The program gave him an opportunity to feel like he had a purpose.
“It was life-changing and helped contribute to my transformation over time,” he said.
McKinley — who completed his degree at Stateville Correctional Center in Crest Hill, Ill. — majored in social science and earned a 3.95 GPA. His professors, who taught classes inside the prison, took note of his academic aptitude and determination.
“I’m not sure I’ve ever in my life as a professor seen someone with a vision and just watched them take step after step after step to get to that place — so clearly, in such a focused, deliberate, tireless, unrelenting way,” said Lackey, a philosophy professor at Northwestern University.
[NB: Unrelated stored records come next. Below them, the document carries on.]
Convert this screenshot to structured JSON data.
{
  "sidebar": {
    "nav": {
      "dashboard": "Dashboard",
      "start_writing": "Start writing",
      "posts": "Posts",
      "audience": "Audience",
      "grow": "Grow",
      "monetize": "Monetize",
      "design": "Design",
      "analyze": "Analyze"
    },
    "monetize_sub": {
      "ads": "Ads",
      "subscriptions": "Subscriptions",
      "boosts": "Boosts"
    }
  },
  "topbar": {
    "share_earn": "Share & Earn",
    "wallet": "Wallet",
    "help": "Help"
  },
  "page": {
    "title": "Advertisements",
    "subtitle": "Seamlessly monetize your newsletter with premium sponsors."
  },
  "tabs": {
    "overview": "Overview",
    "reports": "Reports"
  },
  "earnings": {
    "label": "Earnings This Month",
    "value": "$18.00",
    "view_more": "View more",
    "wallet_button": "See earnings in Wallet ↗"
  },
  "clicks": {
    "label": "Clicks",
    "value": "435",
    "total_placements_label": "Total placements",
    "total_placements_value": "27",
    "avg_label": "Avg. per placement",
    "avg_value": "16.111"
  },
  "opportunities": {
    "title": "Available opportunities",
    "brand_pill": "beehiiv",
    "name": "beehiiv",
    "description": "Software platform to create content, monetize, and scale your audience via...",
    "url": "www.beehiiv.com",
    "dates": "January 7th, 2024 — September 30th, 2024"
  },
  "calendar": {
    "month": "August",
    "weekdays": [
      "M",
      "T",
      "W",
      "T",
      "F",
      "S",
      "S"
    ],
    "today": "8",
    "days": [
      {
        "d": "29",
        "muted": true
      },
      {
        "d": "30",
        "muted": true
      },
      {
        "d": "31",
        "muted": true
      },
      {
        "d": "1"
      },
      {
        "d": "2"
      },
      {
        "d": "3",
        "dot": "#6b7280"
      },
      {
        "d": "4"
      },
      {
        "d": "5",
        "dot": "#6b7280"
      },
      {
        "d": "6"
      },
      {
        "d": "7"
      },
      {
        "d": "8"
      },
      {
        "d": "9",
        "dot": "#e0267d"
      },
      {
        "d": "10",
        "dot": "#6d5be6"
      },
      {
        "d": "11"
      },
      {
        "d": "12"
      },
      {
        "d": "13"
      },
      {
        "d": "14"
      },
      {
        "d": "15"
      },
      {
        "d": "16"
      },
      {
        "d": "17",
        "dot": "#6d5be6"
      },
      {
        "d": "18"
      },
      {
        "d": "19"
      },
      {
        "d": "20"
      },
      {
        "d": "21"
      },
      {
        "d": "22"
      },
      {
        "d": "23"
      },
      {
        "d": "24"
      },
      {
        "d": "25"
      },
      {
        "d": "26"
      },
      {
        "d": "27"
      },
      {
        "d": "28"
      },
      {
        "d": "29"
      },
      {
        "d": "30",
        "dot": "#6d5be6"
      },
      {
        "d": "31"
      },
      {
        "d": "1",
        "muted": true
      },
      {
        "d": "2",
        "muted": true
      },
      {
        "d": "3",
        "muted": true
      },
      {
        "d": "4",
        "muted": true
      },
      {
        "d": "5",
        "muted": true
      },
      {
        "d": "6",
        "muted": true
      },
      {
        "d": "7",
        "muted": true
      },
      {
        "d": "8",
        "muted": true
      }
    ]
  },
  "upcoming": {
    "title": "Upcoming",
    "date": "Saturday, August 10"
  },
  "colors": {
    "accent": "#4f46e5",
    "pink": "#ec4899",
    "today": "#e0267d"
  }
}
“He was a remarkable student when I was his college professor,” said Sheila Bedi, a law professor at Northwestern. “Benard was deeply focused on his goal of becoming a lawyer and using his legal education to secure civil rights for himself and for other people who were incarcerated or who suffered other harms as a result of over-policing and mass incarceration.”
Before completing his bachelor’s degree, McKinley applied to law school and wrote the LSAT while incarcerated.
“Every educational opportunity I had, I took full advantage,” said McKinley, whose story has been covered by both local and global news organizations. “From the day after I committed that horrible act, I was focused on bettering myself because I wasn’t my worst mistake.”
He graduated from the program in November 2023, and was released from prison in December, after nearly 23 years. Based on his good behavior, McKinley was granted a work release to leave prison more than two years early.
“My family has been unlimitedly here to support me,” he said, noting that his transition from prison has been smooth.
On March 15, McKinley received his acceptance letter from Northwestern Pritzker School of Law — one of the top-ranking law programs in the country. He is the first person from the Prison Education Program to be accepted to law school.
“It was an amazing feeling,” McKinley said. While he tried to keep his composure on the outside, “I was jumping around like a little kid on the inside.”
Once he completes his legal degree, before he can take the Illinois bar exam, McKinley will need to get a “certification of good moral character and general fitness to practice law,” because he has been convicted of a felony, according to the Illinois Board of Admissions to the Bar.
McKinley’s plan is to become a civil rights lawyer, and he hopes to open a nonprofit legal clinic to support marginalized communities and ensure they have access to strong legal representation.
He said his goal is “to contribute and give back to the community that I hurt in the past when I was a juvenile.”
McKinley will begin law school in the fall, and in the meantime, he is working as a paralegal at Northwestern’s Bluhm Legal Clinic, run by Bedi.
“Northwestern is lucky to have a candidate like Benard who is going to contribute so much,” Bedi said. “I’m certain that he’s going to succeed as a law student, and I also am certain that the determination he has demonstrated really suggests that he is going to go on and found the clinic that he wants to run that will give back to his community.”
McKinley hopes his story inspires people to change for the better.
“Not only do I want to help at-risk youth understand their potential, but I also want to help educate those who don’t believe that people who commit horrible acts can change their lives in a positive way,” he said. “I want to help steer them in the right direction.”